Эсташ с некоторым ужасом поднял глаза на судью; затем, решив, что тот шутит, рассмеялся; однако судья и не думал шутить.

– Не люблю, – продолжал он, – мошенничества торговцев; вор, тот хоть и ворует, но при этом не обманывает. Торговец и ворует, и обманывает. Придет к нему, скажем, купить пару штанов какой-нибудь из тех, у кого и язык подвешен, и пальца ему в рот не клади, он долго будет торговаться и в конце концов заплатит шесть экю. После него придет этакий честный христианин, которого одни называют святой простотой, а другие хорошим клиентом, и, поверив суконщику, который будет ему клясться в своей честности пресвятой девой и всеми святыми, за такие же точно штаны заплатит восемь экю; жалеть я его не стану, потому что он просто дурак. Но вот в то самое время, когда торговец, пересчитав обе полученные им суммы, с довольным видом взвешивает на ладони те два экю, что составляют разницу между первой и второй, проходит мимо его лавки какой-нибудь бедняга, которого волокут на галеры за то, что он вытащил у кого-то из кармана драный носовой платок… «Вот мерзавец! – скажет торговец. – Да будь у нас справедливое правосудие, этого негодяя заживо бы колесовали, и я пошел бы полюбоваться на его казнь». При этом он держит в руке те самые два экю. А как ты полагаешь, Эсташ, что было бы, если бы сбылось желание торговца и суд стал вершить все дела по справедливости?

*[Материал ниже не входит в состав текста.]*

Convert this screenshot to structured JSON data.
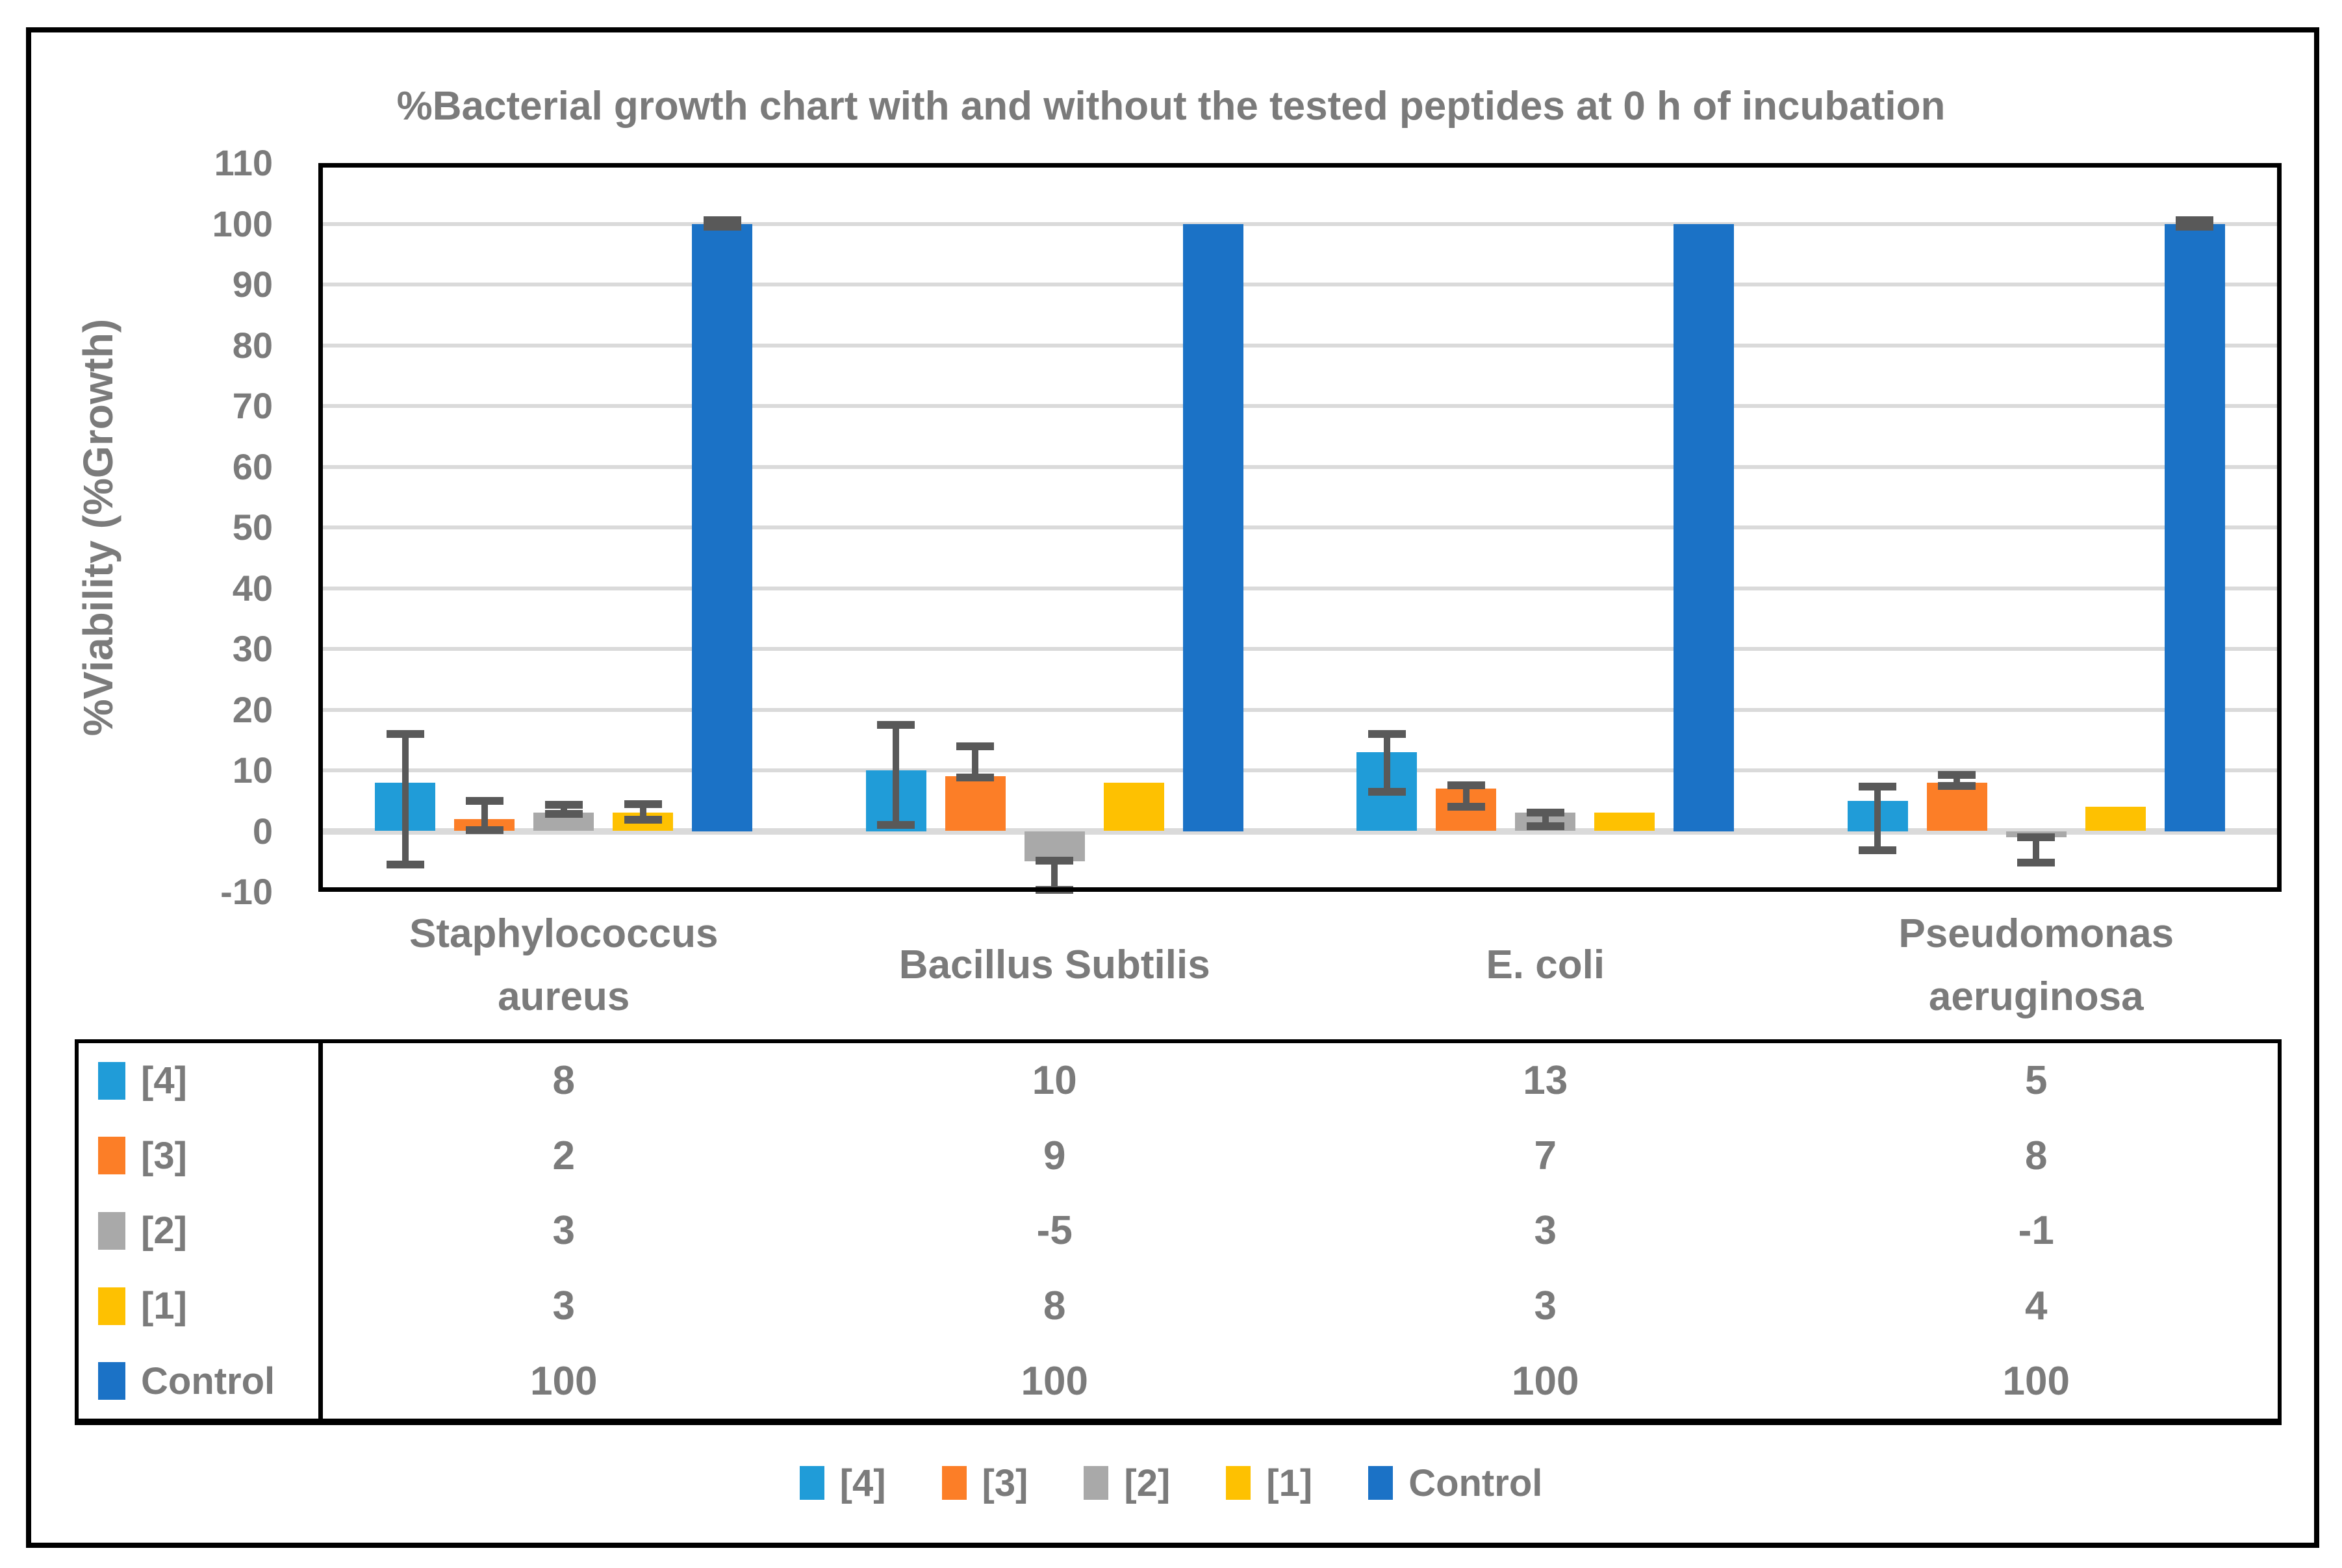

Эсташ Бутру уже не смеялся. Парадокс, высказанный судьей, был слишком чудовищен, чтобы он мог осмелиться что-либо на это ответить, а уста, из которых исходил вопрос, тем более внушали ему тревогу. Судья, видя, что юноша стоит растерянный, словно волк, попавший в капкан, рассмеялся своим особым смехом, легонько потрепал его по щеке и с миром отпустил. Спускаясь по лестнице с каменной балюстрадой, Эсташ так был погружен в свои мысли, что даже звуки трубы, доносившиеся издалека, со стороны двора Дворца Правосудия, не могли отвлечь его. То была труба шута Галинетта ла Галин, которой он сзывал желающих послушать его побасенки и купить лекарственных снадобий у его хозяина, знаменитого лекаря-шарлатана Джеронимо. На этот раз Эсташ оказался глух к ее призывам и поспешил к Новому мосту, чтобы поскорее попасть в квартал Крытого рынка.